46 calories (1/2 of recipe); 5.1 g protein; 0.4 g fat; 5.8 g carbohydrate; 4.9 g net carbs; 113 mg sodium; 15 mg cholesterol; 0.9 g fiber
Small handful Dungeness crabmeat (50 g in photo)
Generous pinch salt (not in photo)
For shoga-amazu ginger-flavored sweetened vinegar
1 tbsp + 1 tsp rice vinegar
1/2 tbsp lemon juice
1/2 tbsp sugar
1 knob ginger
Thinly slice cucumber, and place in a prep bowl.
Sprinkle generous pinch salt, gently mix, and let sit for 10 minutes.
Meanwhile, prepare shoga-amazu.
Squeeze out excess water from cucumber, and place in another (or rinsed) bowl.
- Fresh kyuri cucumber has sharp spines on the surface.
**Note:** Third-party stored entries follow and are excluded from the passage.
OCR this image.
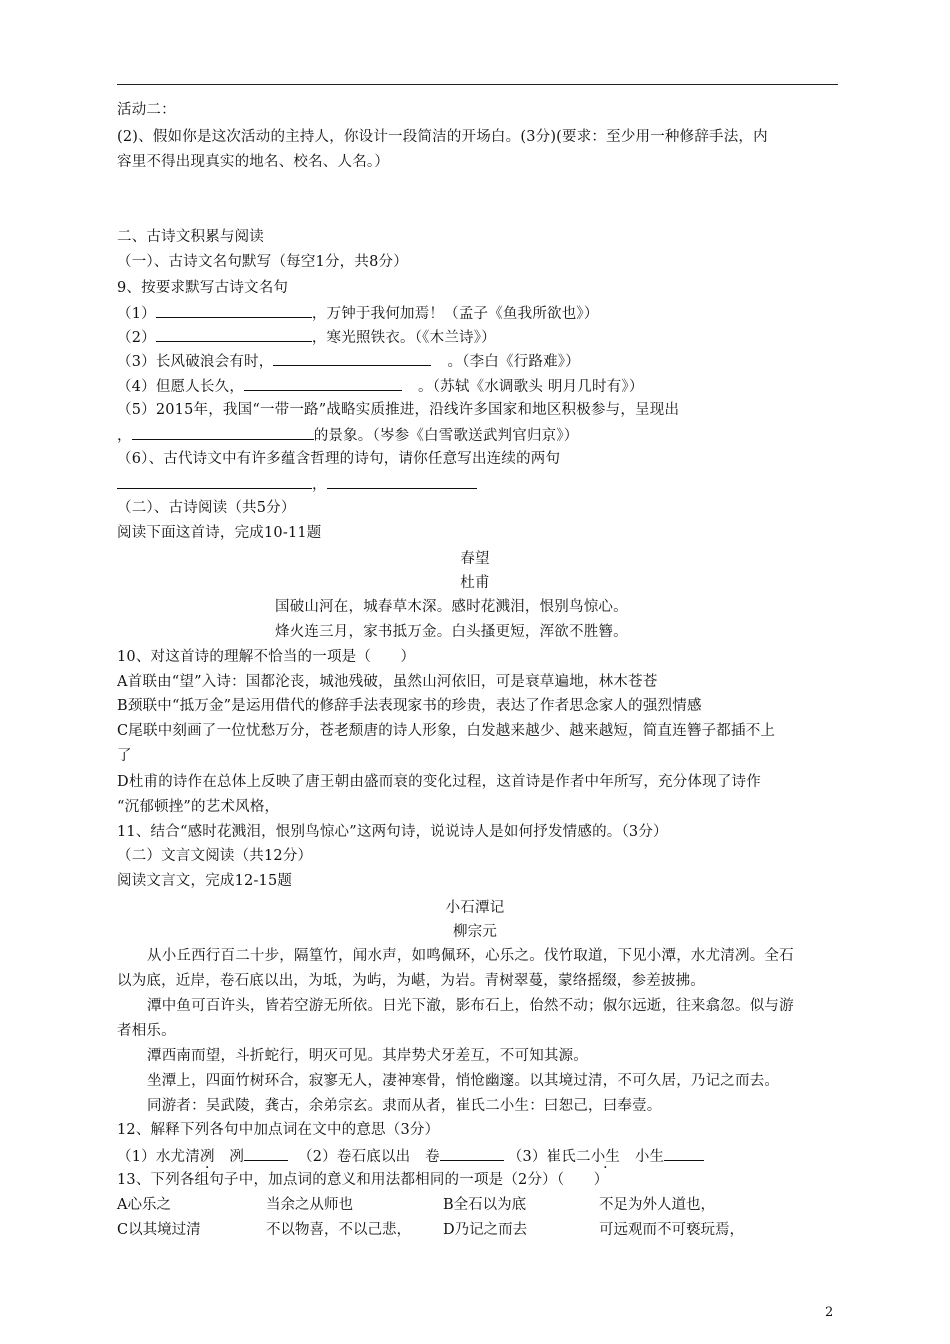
活动二：
(2)、假如你是这次活动的主持人，你设计一段简洁的开场白。(3分)(要求：至少用一种修辞手法，内
容里不得出现真实的地名、校名、人名。）
二、古诗文积累与阅读
（一）、古诗文名句默写（每空1分，共8分）
9、按要求默写古诗文名句
（1）	，万钟于我何加焉！（孟子《鱼我所欲也》）
（2）	，寒光照铁衣。（《木兰诗》）
（3）长风破浪会有时，	。（李白《行路难》）
（4）但愿人长久，	。（苏轼《水调歌头 明月几时有》）
（5）2015年，我国“一带一路”战略实质推进，沿线许多国家和地区积极参与，呈现出
，	的景象。（岑参《白雪歌送武判官归京》）
（6）、古代诗文中有许多蕴含哲理的诗句，请你任意写出连续的两句
，
（二）、古诗阅读（共5分）
阅读下面这首诗，完成10-11题
春望
杜甫
国破山河在，城春草木深。感时花溅泪，恨别鸟惊心。
烽火连三月，家书抵万金。白头搔更短，浑欲不胜簪。
10、对这首诗的理解不恰当的一项是（　　）
A首联由“望”入诗：国都沦丧，城池残破，虽然山河依旧，可是衰草遍地，林木苍苍
B颈联中“抵万金”是运用借代的修辞手法表现家书的珍贵，表达了作者思念家人的强烈情感
C尾联中刻画了一位忧愁万分，苍老颓唐的诗人形象，白发越来越少、越来越短，简直连簪子都插不上
了
D杜甫的诗作在总体上反映了唐王朝由盛而衰的变化过程，这首诗是作者中年所写，充分体现了诗作
“沉郁顿挫”的艺术风格，
11、结合“感时花溅泪，恨别鸟惊心”这两句诗，说说诗人是如何抒发情感的。（3分）
（二）文言文阅读（共12分）
阅读文言文，完成12-15题
小石潭记
柳宗元
从小丘西行百二十步，隔篁竹，闻水声，如鸣佩环，心乐之。伐竹取道，下见小潭，水尤清冽。全石
以为底，近岸，卷石底以出，为坻，为屿，为嵁，为岩。青树翠蔓，蒙络摇缀，参差披拂。
潭中鱼可百许头，皆若空游无所依。日光下澈，影布石上，佁然不动；俶尔远逝，往来翕忽。似与游
者相乐。
潭西南而望，斗折蛇行，明灭可见。其岸势犬牙差互，不可知其源。
坐潭上，四面竹树环合，寂寥无人，凄神寒骨，悄怆幽邃。以其境过清，不可久居，乃记之而去。
同游者：吴武陵，龚古，余弟宗玄。隶而从者，崔氏二小生：曰恕己，曰奉壹。
12、解释下列各句中加点词在文中的意思（3分）
（1）水尤清冽　 冽	（2）卷石底以出　卷	（3）崔氏二小生　小生
13、下列各组句子中，加点词的意义和用法都相同的一项是（2分）（　　）
A心乐之	当余之从师也	B全石以为底	不足为外人道也，
C以其境过清	不以物喜，不以己悲， D乃记之而去	可远观而不可亵玩焉，
2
Carefully rub them off while washing cucumber. Fresh cucumber is normally rolled with a generous amount of salt against the cutting board to remove spines, but this is skipped above, as it would leave some sodium on cucumber.
- This is great with spot shrimp early in the season (photo at right).
- The above sodium figure is based on the assumption that 40% of salt sprinkled is absorbed by cucumber. Above, I used 0.5 g salt, thus 0.2 g (0.1 g salt or approx. 40 mg sodium per serving) goes into the cucumber.